Ce n’est pas suffisant. Le taux d’infection par le VIH chez les femmes grimpe beaucoup plus vite que chez les hommes. Les femmes sont plus vulnérables que les hommes à cette infection – socialement, économiquement, physiologiquement -, et pourtant, les moyens de prévention dont nous disposons sont largement contrôlés par des hommes. Nous devons donner aux femmes le pouvoir de se protéger du VIH.
Il faut hâter la prochaine grande percée dans la lutte contre le sida : la découverte d’un microbicide ou d’un moyen de prévention oral que les femmes puissent utiliser pour bloquer la transmission du virus. Les microbicides sont des gels ou des crèmes que les femmes peuvent s’appliquer. Plus d’une douzaine de candidats microbicides font actuellement l’objet d’essais cliniques. Les premiers résultats pourraient être disponibles vers 2008. Autre éventualité prometteuse : l’utilisation d’antirétroviraux pour prévenir la transmission du VIH. Ces médicaments ont déjà permis de réduire le risque de contamination des bébés dont la mère est séropositive. Si nous pouvons prouver l’efficacité des microbicides et des médicaments préventifs, nous pourrons révolutionner la lutte contre le sida.
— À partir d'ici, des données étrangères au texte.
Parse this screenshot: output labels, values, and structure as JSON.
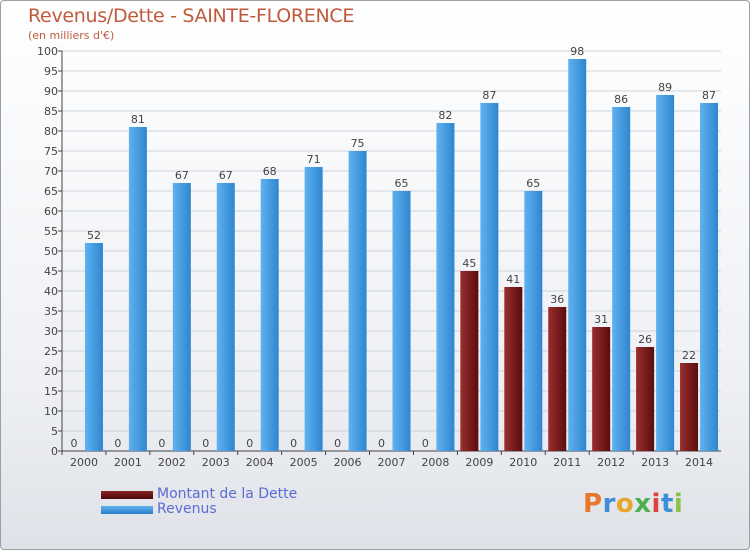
{
  "title": "Revenus/Dette - SAINTE-FLORENCE",
  "subtitle": "(en milliers d'€)",
  "logo_text": "Proxiti",
  "legend": [
    {
      "label": "Montant de la Dette",
      "color": "#7a1a1a"
    },
    {
      "label": "Revenus",
      "color": "#3f9ae0"
    }
  ],
  "colors": {
    "dette": "#7a1a1a",
    "revenus": "#3f9ae0",
    "axis": "#444444",
    "grid": "#cfd3da",
    "value_label": "#444444"
  },
  "chart_data": {
    "type": "bar",
    "title": "Revenus/Dette - SAINTE-FLORENCE",
    "subtitle": "(en milliers d'€)",
    "categories": [
      "2000",
      "2001",
      "2002",
      "2003",
      "2004",
      "2005",
      "2006",
      "2007",
      "2008",
      "2009",
      "2010",
      "2011",
      "2012",
      "2013",
      "2014"
    ],
    "series": [
      {
        "name": "Montant de la Dette",
        "values": [
          0,
          0,
          0,
          0,
          0,
          0,
          0,
          0,
          0,
          45,
          41,
          36,
          31,
          26,
          22
        ]
      },
      {
        "name": "Revenus",
        "values": [
          52,
          81,
          67,
          67,
          68,
          71,
          75,
          65,
          82,
          87,
          65,
          98,
          86,
          89,
          87
        ]
      }
    ],
    "ylim": [
      0,
      100
    ],
    "yticks": [
      0,
      5,
      10,
      15,
      20,
      25,
      30,
      35,
      40,
      45,
      50,
      55,
      60,
      65,
      70,
      75,
      80,
      85,
      90,
      95,
      100
    ],
    "grid": true,
    "legend_position": "bottom-left"
  }
}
Mais la communauté mondiale n’a pas encouragé suffisamment cette recherche – et la remarque vaut aussi pour notre fondation. Tous ceux d’entre nous qui s’intéressent à ce problème auraient dû accorder plus d’attention à ces outils, mieux financer la recherche et faire davantage d’efforts pour faciliter des essais cliniques. Il faut maintenant rattraper le temps perdu. La Fondation Gates va continuer à investir dans la recherche sur les microbicides et les médicaments préventifs. Les gouvernements devront accorder une priorité dans leur budget à la recherche sur ces médicaments préventifs.

Les militants antisida devront jouer de leur influence pour réclamer davantage de recherche. Les grands laboratoires devront mettre leurs antirétroviraux à la disposition des chercheurs qui veulent tester leur capacité de prévention. Les chercheurs peuvent contribuer à tester les médicaments plus rapidement en imaginant de nouvelles procédures d’essais. L’OMS, l’Onusida et les autres organisations devront faciliter la mise au point de normes éthiques communes pour les essais cliniques afin qu’ils puissent commencer plus rapidement et se poursuivre sans interruption.
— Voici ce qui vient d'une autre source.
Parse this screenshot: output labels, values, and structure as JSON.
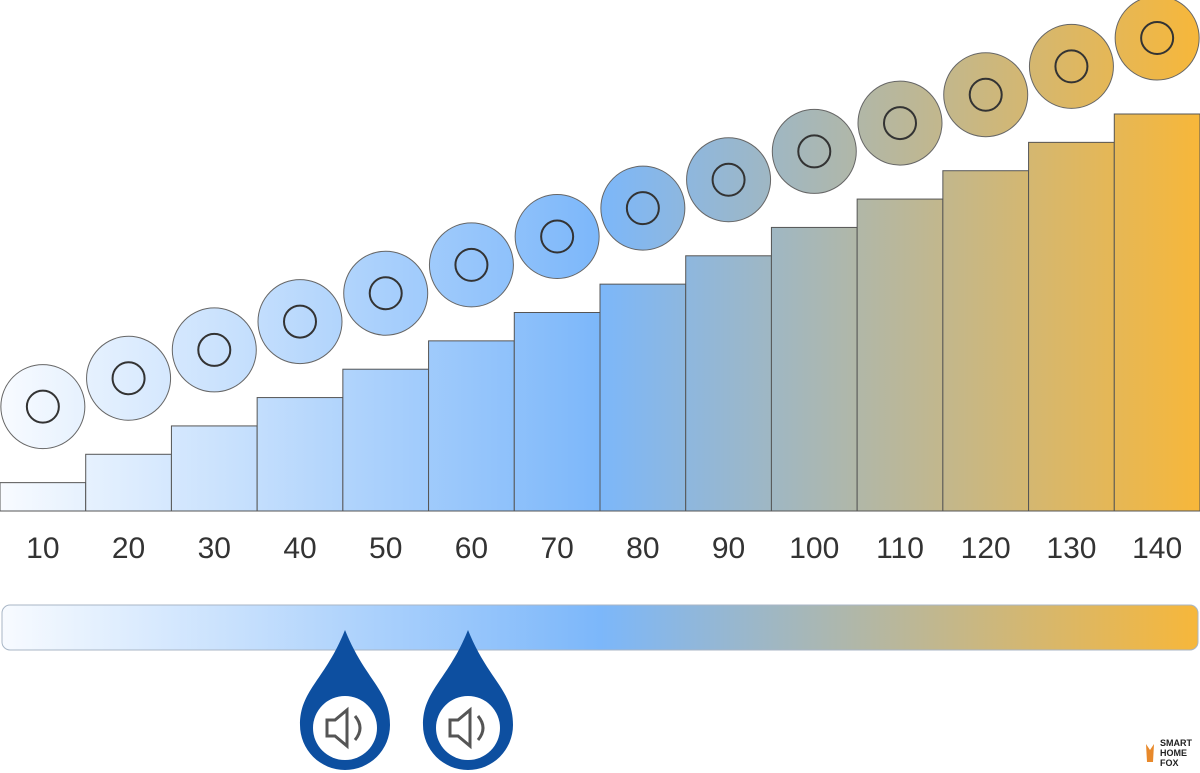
{
  "chart_data": {
    "type": "bar",
    "values": [
      10,
      20,
      30,
      40,
      50,
      60,
      70,
      80,
      90,
      100,
      110,
      120,
      130,
      140
    ],
    "colors": [
      "#f8fbff",
      "#7cb7fa",
      "#f7b73a"
    ]
  },
  "logo": [
    "SMART",
    "HOME",
    "FOX"
  ]
}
Les individus peuvent eux aussi avoir un immense impact. Ils peuvent peser sur leurs gouvernements pour qu’ils fassent davantage ; peser sur les entreprises pour qu’elles jouent un plus grand rôle ; et participer activement à la campagne Red.
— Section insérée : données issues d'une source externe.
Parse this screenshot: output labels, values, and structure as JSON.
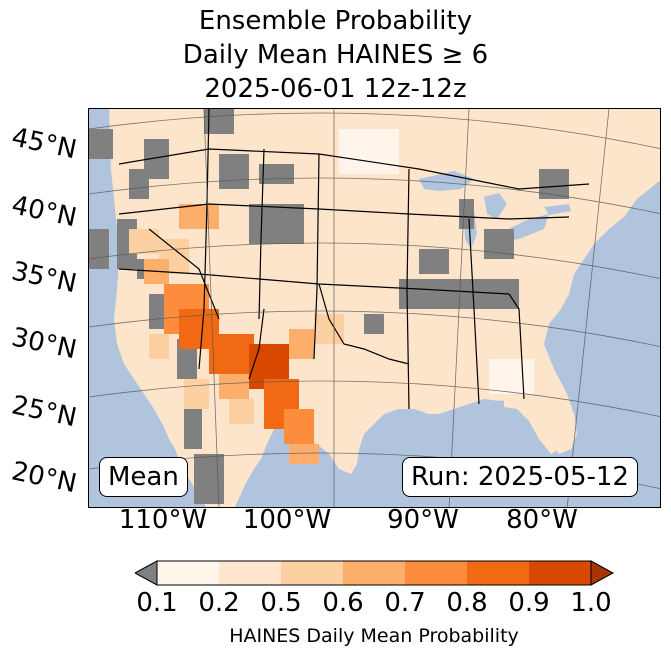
{
  "title": {
    "line1": "Ensemble Probability",
    "line2": "Daily Mean HAINES ≥ 6",
    "line3": "2025-06-01 12z-12z"
  },
  "map": {
    "lat_labels": [
      "45°N",
      "40°N",
      "35°N",
      "30°N",
      "25°N",
      "20°N"
    ],
    "lon_labels": [
      "110°W",
      "100°W",
      "90°W",
      "80°W"
    ],
    "stat_label": "Mean",
    "run_label": "Run: 2025-05-12",
    "colors": {
      "ocean": "#b0c4de",
      "land_base": "#fde5cc",
      "missing": "#808080",
      "lakes": "#b0c4de"
    },
    "regions": [
      {
        "name": "southwest-desert",
        "level": "0.8"
      },
      {
        "name": "west-texas",
        "level": "0.9"
      },
      {
        "name": "great-basin",
        "level": "0.5"
      },
      {
        "name": "missing-northwest",
        "level": "missing"
      }
    ]
  },
  "colorbar": {
    "ticks": [
      "0.1",
      "0.2",
      "0.5",
      "0.6",
      "0.7",
      "0.8",
      "0.9",
      "1.0"
    ],
    "colors": [
      "#fff5eb",
      "#fee6ce",
      "#fdd0a2",
      "#fdae6b",
      "#fd8d3c",
      "#f16913",
      "#d94801",
      "#a63603"
    ],
    "under_color": "#808080",
    "label": "HAINES Daily Mean Probability"
  }
}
Acheter un produit Red – du téléphone portable aux lunettes de soleil – permettra d’envoyer au Fonds mondial un pourcentage du prix d’achat. La campagne du Red allie le pouvoir du marché et la force de la conscience pour recueillir davantage d’argent afin de lutter contre le sida. Il faut en tirer le maximum.
Si les individus, les entreprises et les gouvernements font ce que nous attendons d’eux, nous pourrons accélérer la découverte d’outils qui bloqueront la transmission du VIH. Cet objectif mérite les plus grands efforts. Il pourrait très bien être un tournant dans le combat contre l’épidémie.